Presenting CatLLM at the University of Washington
Published:
On October 29th, 2025, I had the privilege of presenting at the University of Washington on how large language models can augment social science research. The presentation focused on CatLLM, an open-source Python package I developed to address a common challenge in demographic and social science research: analyzing open-ended survey responses and complex data at scale.
The Challenge
During my PhD research on social networks and cognitive health in aging populations, I frequently encountered the time-consuming task of coding open-ended survey responses. Traditional approaches required either extensive manual coding or advanced machine learning expertise—neither of which was practical for many research workflows. This gap between the potential of modern AI tools and their accessibility to social scientists motivated me to create CatLLM.
What is CatLLM?
CatLLM is a Python package that democratizes access to large language and vision models for research purposes. It enables researchers to:
- Code open-ended survey responses automatically and consistently
- Analyze images using vision models without computer vision expertise
- Categorize and structure data using natural language instructions
- Apply state-of-the-art AI models without needing machine learning backgrounds
The package is designed with social scientists in mind—prioritizing ease of use, reproducibility, and integration with existing research workflows.
Near-Human Performance on Survey Categorization
The core focus of my presentation was demonstrating that large language models can achieve near-human performance on survey data categorization tasks. Using survey data categorization as a case study, I showed how LLMs can match the accuracy and consistency of trained human coders—a finding with significant implications for demographic and social science research.
However, a critical challenge when working with LLMs is their tendency to produce inconsistent or unstructured outputs. This is where CatLLM’s key innovation comes in: the package produces structured output categories 100% of the time. This reliability transforms LLMs from an interesting but unpredictable tool into a dependable research instrument that researchers can confidently integrate into their workflows.

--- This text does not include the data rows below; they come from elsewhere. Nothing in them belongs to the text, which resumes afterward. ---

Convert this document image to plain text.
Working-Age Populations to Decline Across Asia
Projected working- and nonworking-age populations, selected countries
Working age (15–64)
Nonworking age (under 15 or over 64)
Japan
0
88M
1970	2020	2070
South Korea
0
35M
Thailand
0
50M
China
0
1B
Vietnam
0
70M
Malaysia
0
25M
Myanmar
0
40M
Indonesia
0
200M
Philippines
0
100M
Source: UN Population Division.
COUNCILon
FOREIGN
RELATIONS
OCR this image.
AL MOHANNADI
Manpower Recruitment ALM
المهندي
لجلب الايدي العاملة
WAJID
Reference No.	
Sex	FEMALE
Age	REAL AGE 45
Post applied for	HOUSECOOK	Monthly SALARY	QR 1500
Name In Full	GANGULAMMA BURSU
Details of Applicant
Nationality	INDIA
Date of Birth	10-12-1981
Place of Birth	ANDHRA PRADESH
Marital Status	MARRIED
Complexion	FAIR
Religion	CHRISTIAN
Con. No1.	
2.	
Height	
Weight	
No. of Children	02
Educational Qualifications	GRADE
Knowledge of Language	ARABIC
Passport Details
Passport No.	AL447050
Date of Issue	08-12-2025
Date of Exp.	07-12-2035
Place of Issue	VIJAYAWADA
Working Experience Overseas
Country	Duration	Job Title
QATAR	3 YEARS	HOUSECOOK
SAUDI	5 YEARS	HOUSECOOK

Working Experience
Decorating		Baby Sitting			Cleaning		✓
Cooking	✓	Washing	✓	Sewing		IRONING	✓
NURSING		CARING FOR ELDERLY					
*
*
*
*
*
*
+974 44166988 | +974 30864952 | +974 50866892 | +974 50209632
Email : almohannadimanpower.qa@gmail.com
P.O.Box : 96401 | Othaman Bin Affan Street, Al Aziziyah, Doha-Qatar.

By guaranteeing structured outputs, CatLLM removes the technical barriers that often prevent researchers from leveraging LLMs in their work. Researchers no longer need to write complex parsing logic or handle edge cases—they can focus on their substantive research questions while CatLLM handles the technical complexity of working with language models.
Open Science and Accessibility
CatLLM is fully open-source and available on GitHub and PyPI. The package includes comprehensive documentation, tutorials, and examples to help researchers get started quickly. By making these tools accessible, I hope to enable more researchers to leverage the power of large language models in their work, regardless of their technical background.
Looking Forward
The intersection of computational methods and demographic research continues to evolve rapidly. As large language models become more sophisticated, tools like CatLLM will play an increasingly important role in helping researchers analyze complex, unstructured data at scale. I’m excited to continue developing these tools and collaborating with researchers across disciplines to push the boundaries of what’s possible in social science research.
Chris Soria is a PhD candidate in Demography at UC Berkeley, where he studies how social networks shape cognitive health and dementia in aging populations. His work has been published in the American Journal of Epidemiology and The International Journal of Aging and Human Development, and presented at PAA, APHA, and PSA.